Four years ago, on 3 August 2014, Daesh launched a violent attack against Yazidis in Sinjar. Daesh fighters killed hundreds, if not thousands of men. The victims’ mass graves continue to be discovered to this day. As part of the same campaign, Daesh fighters abducted boys to turn them into child soldiers and women and girls for sex slavery. More than 3,000 women and girls are still missing and their fate is unknown.
Four years later, 98% of the territories previously held by Daesh in Syria and Iraq have been recovered. The self-proclaimed caliphate is disappearing from the region and the atrocities committed by Daesh have fallen from the spotlight as the world focuses on other atrocities committed elsewhere. This is how it works. We preoccupy our coverage of the issues with the success of a military win against Daesh. In doing so, we miss the elephant in the room: what about those that were killed, those who were abducted, those who are still missing? Their stories are not over yet. Their stories are still waiting to be heard.
Yet, by failing to realise the story is not over, we provide fertile ground for similar atrocities to happen again. Daesh may have been defeated in the region, but the ideology that drives the violence is far from defeated and will emerge again once conditions allow. We need to address the underlying issues.
Four years ago, and a few days after the attack on Sinjar, Daesh also attacked the Ninevah Plains and forced over 120,000 people to flee for their lives in the middle of the night. They destroyed the area and took control of it for over two years. It was liberated during the second half of 2016. Today, almost two years later, just a third of the families that used to populate the Nineveh Plains prior to 2014 attack have returned. Only 35% of the buildings are restored.
Four years ago, we promised to do more, to help the survivors. To bring Daesh to justice. To ensure that such mass atrocities do not happen again. Four years later, we have not made good on any of these promises.
The survivors of the Daesh genocide continue to be let down. The humanitarian assistance is lacking in many places. The survivors wish to escape the region through fear of further persecution in the future. They are not being granted asylum, they are not being resettled. Indeed, some Yazidi survivors continue to be denied asylum in many countries, including the UK. Even visiting visas are rejected for those who are invited to attend conferences where their voices could be heard. The survivors who continue to live in the region, have not been provided with the assistance they need. One example is the countless women and girls who are in urgent need of cognitive behavioral therapy or other PTSD-treatment.
The effort to bring Daesh to justice is underway but is still years away from achieving anything remotely close to what could be perceived as justice for the victims. The efforts to prevent similar atrocities from occurring in the future are inadequate. They neglect the religious nature of the atrocities (and the fact that Daesh has not yet been defeated).

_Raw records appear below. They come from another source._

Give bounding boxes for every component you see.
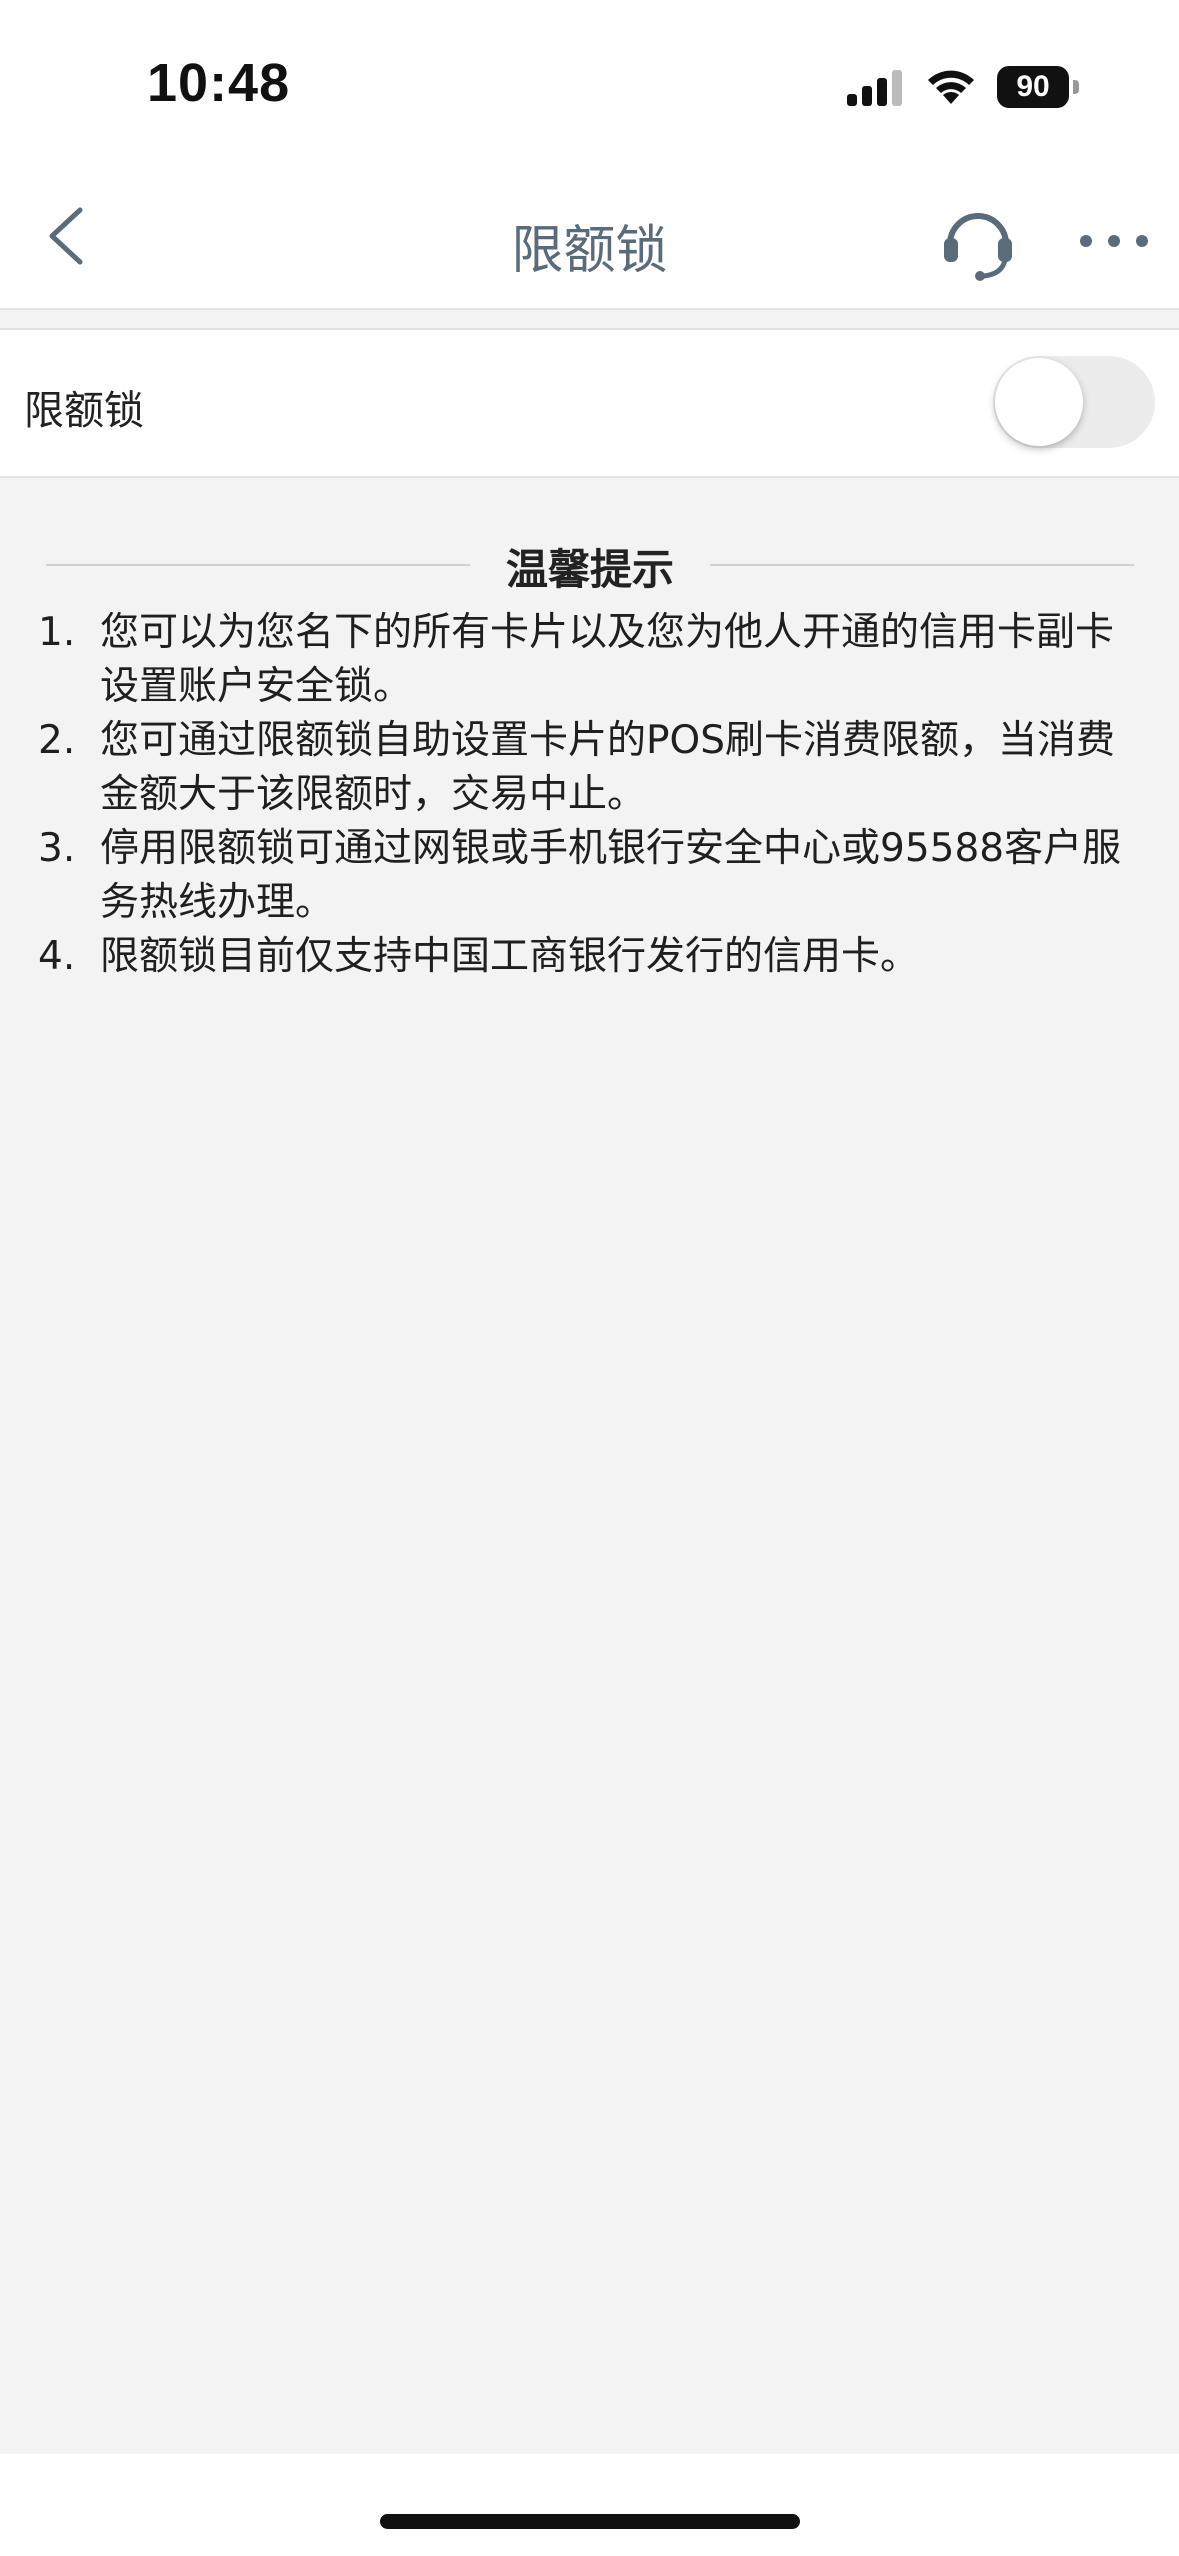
tip-number: 1. (38, 610, 76, 655)
tip-item: 3. 停用限额锁可通过网银或手机银行安全中心或95588客户服务热线办理。 (34, 822, 1144, 930)
divider-line-right (710, 564, 1134, 566)
nav-bar: 限额锁 (0, 160, 1179, 310)
limit-lock-row: 限额锁 (0, 328, 1179, 478)
page: 10:48 90 限额锁 限额锁 温馨提示 1. 您可以为您名下的所有卡片以及您… (0, 0, 1179, 2556)
tips-header: 温馨提示 (46, 530, 1134, 600)
tip-number: 2. (38, 718, 76, 763)
tips-title: 温馨提示 (505, 545, 674, 594)
divider-line-left (46, 564, 470, 566)
more-dots-icon[interactable] (1074, 216, 1154, 266)
tip-item: 1. 您可以为您名下的所有卡片以及您为他人开通的信用卡副卡设置账户安全锁。 (34, 606, 1144, 714)
tip-text: 限额锁目前仅支持中国工商银行发行的信用卡。 (100, 934, 920, 979)
battery-level: 90 (997, 66, 1069, 108)
limit-lock-label: 限额锁 (24, 388, 144, 434)
tip-item: 2. 您可通过限额锁自助设置卡片的POS刷卡消费限额，当消费金额大于该限额时，交… (34, 714, 1144, 822)
wifi-icon (928, 70, 974, 104)
tip-number: 4. (38, 934, 76, 979)
tip-item: 4. 限额锁目前仅支持中国工商银行发行的信用卡。 (34, 930, 1144, 984)
signal-icon (847, 70, 902, 106)
status-time: 10:48 (147, 53, 291, 113)
toggle-knob (995, 358, 1083, 446)
status-bar: 10:48 90 (0, 0, 1179, 160)
limit-lock-toggle[interactable] (993, 356, 1155, 448)
headset-icon[interactable] (936, 198, 1020, 282)
battery-icon: 90 (997, 66, 1079, 108)
tip-text: 您可通过限额锁自助设置卡片的POS刷卡消费限额，当消费金额大于该限额时，交易中止… (100, 718, 1115, 817)
tips-list: 1. 您可以为您名下的所有卡片以及您为他人开通的信用卡副卡设置账户安全锁。 2.… (34, 606, 1144, 984)
tip-text: 停用限额锁可通过网银或手机银行安全中心或95588客户服务热线办理。 (100, 826, 1122, 925)
bottom-safe-area (0, 2454, 1179, 2556)
battery-cap (1073, 80, 1079, 94)
tip-number: 3. (38, 826, 76, 871)
tip-text: 您可以为您名下的所有卡片以及您为他人开通的信用卡副卡设置账户安全锁。 (100, 610, 1115, 709)
home-indicator[interactable] (380, 2514, 800, 2529)
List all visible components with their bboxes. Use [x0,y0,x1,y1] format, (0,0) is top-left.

Indeed, the atrocities perpetrated by Daesh against Yazidis, Christians and other religious minorities in the region were committed because of the groups’ religious identities. Daesh wanted to destroy religious pluralism in the region and, in doing so, establish a purely Islamic state based on its perverted interpretation of Islam.
Why is the religious character of the atrocities so important? It is important because only by recognising the true nature of the atrocities, will it be possible to address the root causes. In doing so, we may be able to prevent similar atrocities from recurring. The response to the atrocities needs to be dependent upon the nature of the events and ideology of those that perpetrate the crimes. Mass atrocities that are perpetrated because of the religion of the persecuted group cannot, for example, be combated with weapons only. It is crucial to attack the very core of the ideology that caused the persecutor to turn their guns against the persecuted group. If the ideology is not eradicated, for example with religious teaching about tolerance, inclusion, diversity, interfaith dialogue and respect for dignity for humankind, we will not achieve a sustainable solution.